Selain itu, pengertian tentang ekstradisi juga dapat dijumpai dalam pendapat para ahli diantaranya adalah sebagai berikut :
  • C.S.T. Kansil, dalam bukunya yang berjudul "Modul Hukum Internasional", menyebutkan bahwa ekstradisi adalah pemindahan seseorang dari suatu negara ke negara lain secara paksa untuk diajukan ke depan sidang pengadilan atau dimasukkan penjara untuk suatu kejahatan yang timbul jikalau seseorang yang dituduh atau telah dijatuhi hukuman mencari perlindungan (atau pada waktu itu bertempat tinggal) di negara lain.
  • I Wayan Parthiana, dalam bukunya yang berjudul "Hukum Pidana Internasional Dan Ekstradisi", menyebutkan bahwa ekstradisi adalah penyerahan yang dilakukan secara formal, baik berdasarkan atas perjanjian ekstradisi yang sudah ada sebelumnya, ataupun berdasarkan prinsip timbal balik atau hubungan baik, atau seseorang yang dituduh melakukan kejahatan (tersangka, terdakwa, tertuduh) atau seseorang yang telah dijatuhi hukuman pidana yang telah mempunyai kekuatan mengikat yang pasti (terhukum, terpidana), oleh negara tempatnya berada (negara yang diminta) kepada negara yang memiliki yurisdiksi untuk mengadili atau menghukumnya (negara yang meminta) atas permintaan negara peminta, dengan tujuan untuk mengadili dan/atau pelaksanaan hukumannya.
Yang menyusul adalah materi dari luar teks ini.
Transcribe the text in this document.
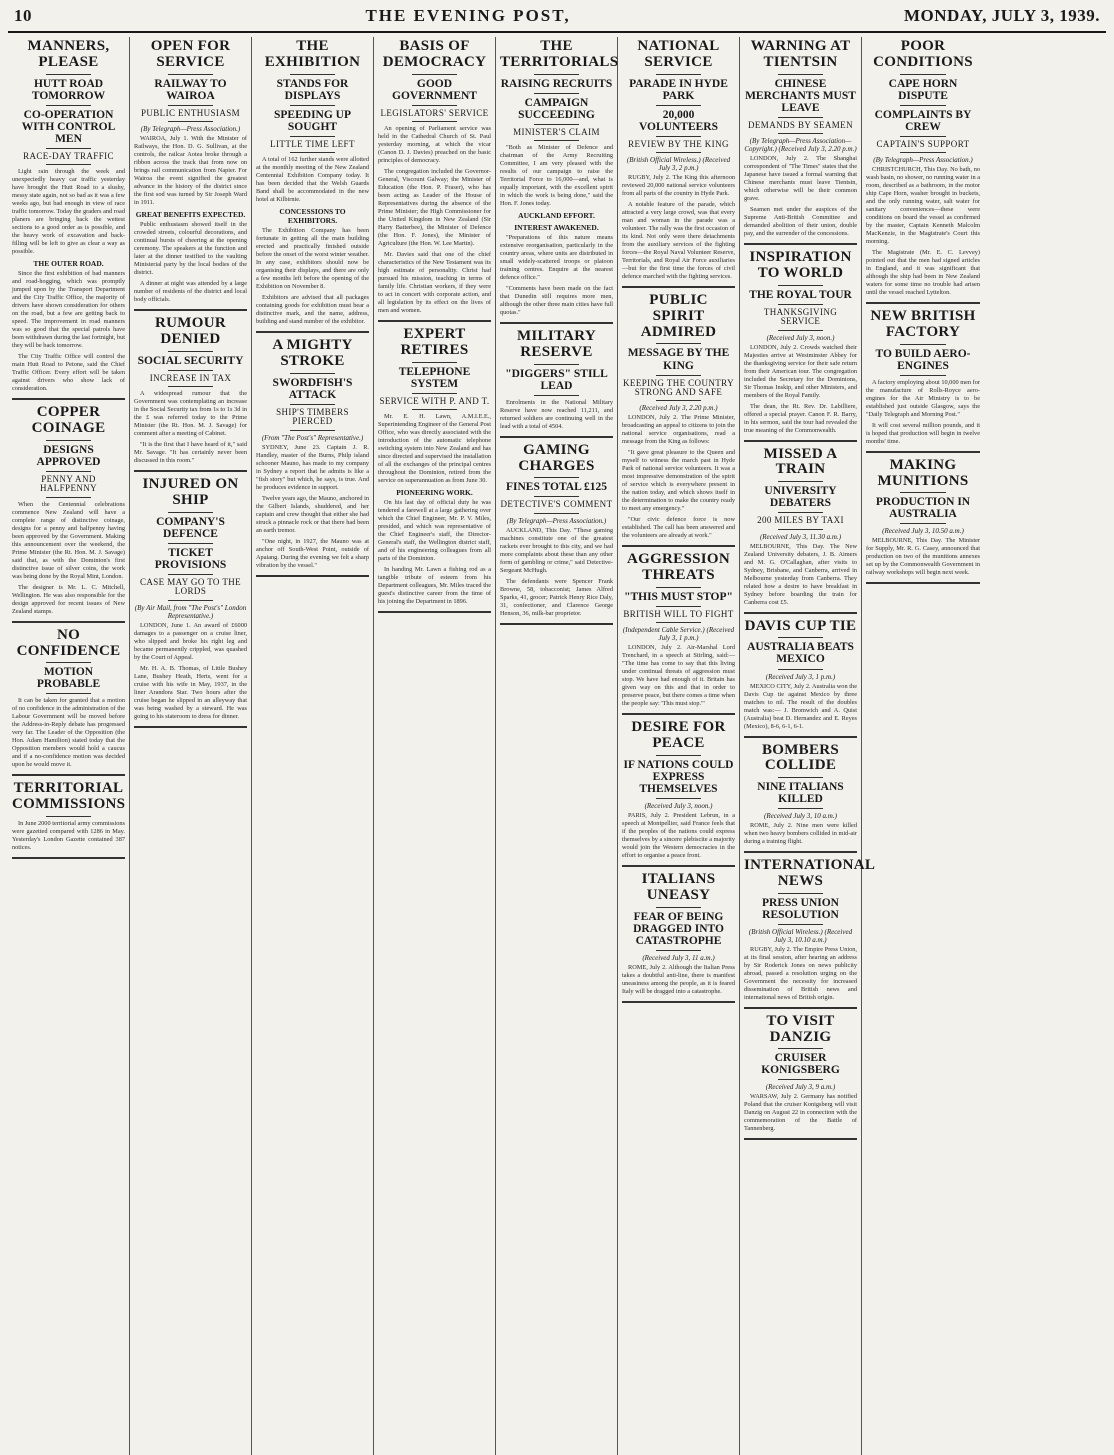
10	THE EVENING POST,	MONDAY, JULY 3, 1939.
MANNERS, PLEASE
HUTT ROAD TOMORROW
CO-OPERATION WITH CONTROL MEN
RACE-DAY TRAFFIC

Light rain through the week and unexpectedly heavy car traffic yesterday have brought the Hutt Road to a slushy, messy state again, not so bad as it was a few weeks ago, but bad enough in view of race traffic tomorrow. Today the graders and road planers are bringing back the wettest sections to a good order as is possible, and the heavy work of excavation and back-filling will be left to give as clear a way as possible.

THE OUTER ROAD.

Since the first exhibition of bad manners and road-hogging, which was promptly jumped upon by the Transport Department and the City Traffic Office, the majority of drivers have shown consideration for others on the road, but a few are getting back to speed. The improvement in road manners was so good that the special patrols have been withdrawn during the last fortnight, but they will be back tomorrow.

The City Traffic Office will control the main Hutt Road to Petone, said the Chief Traffic Officer. Every effort will be taken against drivers who show lack of consideration.

COPPER COINAGE
DESIGNS APPROVED
PENNY AND HALFPENNY

When the Centennial celebrations commence New Zealand will have a complete range of distinctive coinage, designs for a penny and halfpenny having been approved by the Government. Making this announcement over the weekend, the Prime Minister (the Rt. Hon. M. J. Savage) said that, as with the Dominion's first distinctive issue of silver coins, the work was being done by the Royal Mint, London.

The designer is Mr. L. C. Mitchell, Wellington. He was also responsible for the design approved for recent issues of New Zealand stamps.

NO CONFIDENCE
MOTION PROBABLE

It can be taken for granted that a motion of no confidence in the administration of the Labour Government will be moved before the Address-in-Reply debate has progressed very far. The Leader of the Opposition (the Hon. Adam Hamilton) stated today that the Opposition members would hold a caucus and if a no-confidence motion was decided upon he would move it.

TERRITORIAL COMMISSIONS

In June 2000 territorial army commissions were gazetted compared with 1286 in May. Yesterday's London Gazette contained 387 notices.

OPEN FOR SERVICE
RAILWAY TO WAIROA
PUBLIC ENTHUSIASM
(By Telegraph—Press Association.)

WAIROA, July 1. With the Minister of Railways, the Hon. D. G. Sullivan, at the controls, the railcar Aotea broke through a ribbon across the track that from now on brings rail communication from Napier. For Wairoa the event signified the greatest advance in the history of the district since the first sod was turned by Sir Joseph Ward in 1911.

GREAT BENEFITS EXPECTED.

Public enthusiasm showed itself in the crowded streets, colourful decorations, and continual bursts of cheering at the opening ceremony. The speakers at the function and later at the dinner testified to the vaulting Ministerial party by the local bodies of the district.

A dinner at night was attended by a large number of residents of the district and local body officials.

RUMOUR DENIED
SOCIAL SECURITY
INCREASE IN TAX

A widespread rumour that the Government was contemplating an increase in the Social Security tax from 1s to 1s 3d in the £ was referred today to the Prime Minister (the Rt. Hon. M. J. Savage) for comment after a meeting of Cabinet.

"It is the first that I have heard of it," said Mr. Savage. "It has certainly never been discussed in this room."

INJURED ON SHIP
COMPANY'S DEFENCE
TICKET PROVISIONS
CASE MAY GO TO THE LORDS
(By Air Mail, from "The Post's" London Representative.)

LONDON, June 1. An award of £6000 damages to a passenger on a cruise liner, who slipped and broke his right leg and became permanently crippled, was quashed by the Court of Appeal.

Mr. H. A. B. Thomas, of Little Bushey Lane, Bushey Heath, Herts, went for a cruise with his wife in May, 1937, in the liner Arandora Star. Two hours after the cruise began he slipped in an alleyway that was being washed by a steward. He was going to his stateroom to dress for dinner.

THE EXHIBITION
STANDS FOR DISPLAYS
SPEEDING UP SOUGHT
LITTLE TIME LEFT

A total of 162 further stands were allotted at the monthly meeting of the New Zealand Centennial Exhibition Company today. It has been decided that the Welsh Guards Band shall be accommodated in the new hotel at Kilbirnie.

CONCESSIONS TO EXHIBITORS.

The Exhibition Company has been fortunate in getting all the main building erected and practically finished outside before the onset of the worst winter weather. In any case, exhibitors should now be organising their displays, and there are only a few months left before the opening of the Exhibition on November 8.

Exhibitors are advised that all packages containing goods for exhibition must bear a distinctive mark, and the name, address, building and stand number of the exhibitor.

A MIGHTY STROKE
SWORDFISH'S ATTACK
SHIP'S TIMBERS PIERCED
(From "The Post's" Representative.)

SYDNEY, June 23. Captain J. R. Handley, master of the Burns, Philp island schooner Mauno, has made to my company in Sydney a report that he admits is like a "fish story" but which, he says, is true. And he produces evidence in support.

Twelve years ago, the Mauno, anchored in the Gilbert Islands, shuddered, and her captain and crew thought that either she had struck a pinnacle rock or that there had been an earth tremor.

"One night, in 1927, the Mauno was at anchor off South-West Point, outside of Apaiang. During the evening we felt a sharp vibration by the vessel."

BASIS OF DEMOCRACY
GOOD GOVERNMENT
LEGISLATORS' SERVICE

An opening of Parliament service was held in the Cathedral Church of St. Paul yesterday morning, at which the vicar (Canon D. J. Davies) preached on the basic principles of democracy.

The congregation included the Governor-General, Viscount Galway; the Minister of Education (the Hon. P. Fraser), who has been acting as Leader of the House of Representatives during the absence of the Prime Minister; the High Commissioner for the United Kingdom in New Zealand (Sir Harry Batterbee), the Minister of Defence (the Hon. F. Jones), the Minister of Agriculture (the Hon. W. Lee Martin).

Mr. Davies said that one of the chief characteristics of the New Testament was its high estimate of personality. Christ had pursued his mission, teaching in terms of family life. Christian workers, if they were to act in concert with corporate action, and all legislation by its effect on the lives of men and women.

EXPERT RETIRES
TELEPHONE SYSTEM
SERVICE WITH P. AND T.

Mr. E. H. Lawn, A.M.I.E.E., Superintending Engineer of the General Post Office, who was directly associated with the introduction of the automatic telephone switching system into New Zealand and has since directed and supervised the installation of all the exchanges of the principal centres throughout the Dominion, retired from the service on superannuation as from June 30.

PIONEERING WORK.

On his last day of official duty he was tendered a farewell at a large gathering over which the Chief Engineer, Mr. P. V. Miles, presided, and which was representative of the Chief Engineer's staff, the Director-General's staff, the Wellington district staff, and of his engineering colleagues from all parts of the Dominion.

In handing Mr. Lawn a fishing rod as a tangible tribute of esteem from his Department colleagues, Mr. Miles traced the guest's distinctive career from the time of his joining the Department in 1896.

THE TERRITORIALS
RAISING RECRUITS
CAMPAIGN SUCCEEDING
MINISTER'S CLAIM

"Both as Minister of Defence and chairman of the Army Recruiting Committee, I am very pleased with the results of our campaign to raise the Territorial Force to 16,000—and, what is equally important, with the excellent spirit in which the work is being done," said the Hon. F. Jones today.

AUCKLAND EFFORT.
INTEREST AWAKENED.

"Preparations of this nature means extensive reorganisation, particularly in the country areas, where units are distributed in small widely-scattered troops or platoon training centres. Enquire at the nearest defence office."

"Comments have been made on the fact that Dunedin still requires more men, although the other three main cities have full quotas."

MILITARY RESERVE
"DIGGERS" STILL LEAD

Enrolments in the National Military Reserve have now reached 11,211, and returned soldiers are continuing well in the lead with a total of 4504.

GAMING CHARGES
FINES TOTAL £125
DETECTIVE'S COMMENT
(By Telegraph—Press Association.)

AUCKLAND, This Day. "These gaming machines constitute one of the greatest rackets ever brought to this city, and we had more complaints about these than any other form of gambling or crime," said Detective-Sergeant McHugh.

The defendants were Spencer Frank Browne, 58, tobacconist; James Alfred Sparks, 41, grocer; Patrick Henry Rice Daly, 31, confectioner, and Clarence George Henson, 36, milk-bar proprietor.

NATIONAL SERVICE
PARADE IN HYDE PARK
20,000 VOLUNTEERS
REVIEW BY THE KING
(British Official Wireless.) (Received July 3, 2 p.m.)

RUGBY, July 2. The King this afternoon reviewed 20,000 national service volunteers from all parts of the country in Hyde Park.

A notable feature of the parade, which attracted a very large crowd, was that every man and woman in the parade was a volunteer. The rally was the first occasion of its kind. Not only were there detachments from the auxiliary services of the fighting forces—the Royal Naval Volunteer Reserve, Territorials, and Royal Air Force auxiliaries—but for the first time the forces of civil defence marched with the fighting services.

PUBLIC SPIRIT ADMIRED
MESSAGE BY THE KING
KEEPING THE COUNTRY STRONG AND SAFE
(Received July 3, 2.20 p.m.)

LONDON, July 2. The Prime Minister, broadcasting an appeal to citizens to join the national service organisations, read a message from the King as follows:

"It gave great pleasure to the Queen and myself to witness the march past in Hyde Park of national service volunteers. It was a most impressive demonstration of the spirit of service which is everywhere present in the nation today, and which shows itself in the determination to make the country ready to meet any emergency."

"Our civic defence force is now established. The call has been answered and the volunteers are already at work."

AGGRESSION THREATS
"THIS MUST STOP"
BRITISH WILL TO FIGHT
(Independent Cable Service.) (Received July 3, 1 p.m.)

LONDON, July 2. Air-Marshal Lord Trenchard, in a speech at Stirling, said:— "The time has come to say that this living under continual threats of aggression must stop. We have had enough of it. Britain has given way on this and that in order to preserve peace, but there comes a time when the people say: 'This must stop.'"

DESIRE FOR PEACE
IF NATIONS COULD EXPRESS THEMSELVES
(Received July 3, noon.)

PARIS, July 2. President Lebrun, in a speech at Montpellier, said France feels that if the peoples of the nations could express themselves by a sincere plebiscite a majority would join the Western democracies in the effort to organise a peace front.

ITALIANS UNEASY
FEAR OF BEING DRAGGED INTO CATASTROPHE
(Received July 3, 11 a.m.)

ROME, July 2. Although the Italian Press takes a doubtful anti-line, there is manifest uneasiness among the people, as it is feared Italy will be dragged into a catastrophe.

WARNING AT TIENTSIN
CHINESE MERCHANTS MUST LEAVE
DEMANDS BY SEAMEN
(By Telegraph—Press Association—Copyright.) (Received July 3, 2.20 p.m.)

LONDON, July 2. The Shanghai correspondent of "The Times" states that the Japanese have issued a formal warning that Chinese merchants must leave Tientsin, which otherwise will be their common grave.

Seamen met under the auspices of the Supreme Anti-British Committee and demanded abolition of their union, double pay, and the surrender of the concessions.

INSPIRATION TO WORLD
THE ROYAL TOUR
THANKSGIVING SERVICE
(Received July 3, noon.)

LONDON, July 2. Crowds watched their Majesties arrive at Westminster Abbey for the thanksgiving service for their safe return from their American tour. The congregation included the Secretary for the Dominions, Sir Thomas Inskip, and other Ministers, and members of the Royal Family.

The dean, the Rt. Rev. Dr. Labilliere, offered a special prayer. Canon F. R. Barry, in his sermon, said the tour had revealed the true meaning of the Commonwealth.

MISSED A TRAIN
UNIVERSITY DEBATERS
200 MILES BY TAXI
(Received July 3, 11.30 a.m.)

MELBOURNE, This Day. The New Zealand University debaters, J. B. Aimers and M. G. O'Callaghan, after visits to Sydney, Brisbane, and Canberra, arrived in Melbourne yesterday from Canberra. They related how a desire to have breakfast in Sydney before boarding the train for Canberra cost £5.

DAVIS CUP TIE
AUSTRALIA BEATS MEXICO
(Received July 3, 1 p.m.)

MEXICO CITY, July 2. Australia won the Davis Cup tie against Mexico by three matches to nil. The result of the doubles match was:— J. Bromwich and A. Quist (Australia) beat D. Hernandez and E. Reyes (Mexico), 8-6, 6-1, 6-1.

BOMBERS COLLIDE
NINE ITALIANS KILLED
(Received July 3, 10 a.m.)

ROME, July 2. Nine men were killed when two heavy bombers collided in mid-air during a training flight.

INTERNATIONAL NEWS
PRESS UNION RESOLUTION
(British Official Wireless.) (Received July 3, 10.10 a.m.)

RUGBY, July 2. The Empire Press Union, at its final session, after hearing an address by Sir Roderick Jones on news publicity abroad, passed a resolution urging on the Government the necessity for increased dissemination of British news and international news of British origin.

TO VISIT DANZIG
CRUISER KONIGSBERG
(Received July 3, 9 a.m.)

WARSAW, July 2. Germany has notified Poland that the cruiser Konigsberg will visit Danzig on August 22 in connection with the commemoration of the Battle of Tannenberg.

POOR CONDITIONS
CAPE HORN DISPUTE
COMPLAINTS BY CREW
CAPTAIN'S SUPPORT
(By Telegraph—Press Association.)

CHRISTCHURCH, This Day. No bath, no wash basin, no shower, no running water in a room, described as a bathroom, in the motor ship Cape Horn, washer brought in buckets, and the only running water, salt water for sanitary conveniences—these were conditions on board the vessel as confirmed by the master, Captain Kenneth Malcolm MacKenzie, in the Magistrate's Court this morning.

The Magistrate (Mr. E. C. Levvey) pointed out that the men had signed articles in England, and it was significant that although the ship had been in New Zealand waters for some time no trouble had arisen until the vessel reached Lyttelton.

NEW BRITISH FACTORY
TO BUILD AERO-ENGINES

A factory employing about 10,000 men for the manufacture of Rolls-Royce aero-engines for the Air Ministry is to be established just outside Glasgow, says the "Daily Telegraph and Morning Post."

It will cost several million pounds, and it is hoped that production will begin in twelve months' time.

MAKING MUNITIONS
PRODUCTION IN AUSTRALIA
(Received July 3, 10.50 a.m.)

MELBOURNE, This Day. The Minister for Supply, Mr. R. G. Casey, announced that production on two of the munitions annexes set up by the Commonwealth Government in railway workshops will begin next week.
Berdasarkan hal tersebut, orang yang dapat diekstradisikan adalah :
  • orang tersebut harus dalam pencarian oleh petugas hukum dari suatu negara, baik karena tuduhan melakukan suatu kejahatan dan belum diadili atau karena orang tersebut telah terbukti bersalah tetapi belum menjalani hukuman yang dijatuhkan kepadanya.
  • dalam banyak kasus, orang tersebut harus bukan warga negara dari negara tempat orang tersebut melarikan diri atau bersembunyi (negara diminta) untuk mengekstradisi.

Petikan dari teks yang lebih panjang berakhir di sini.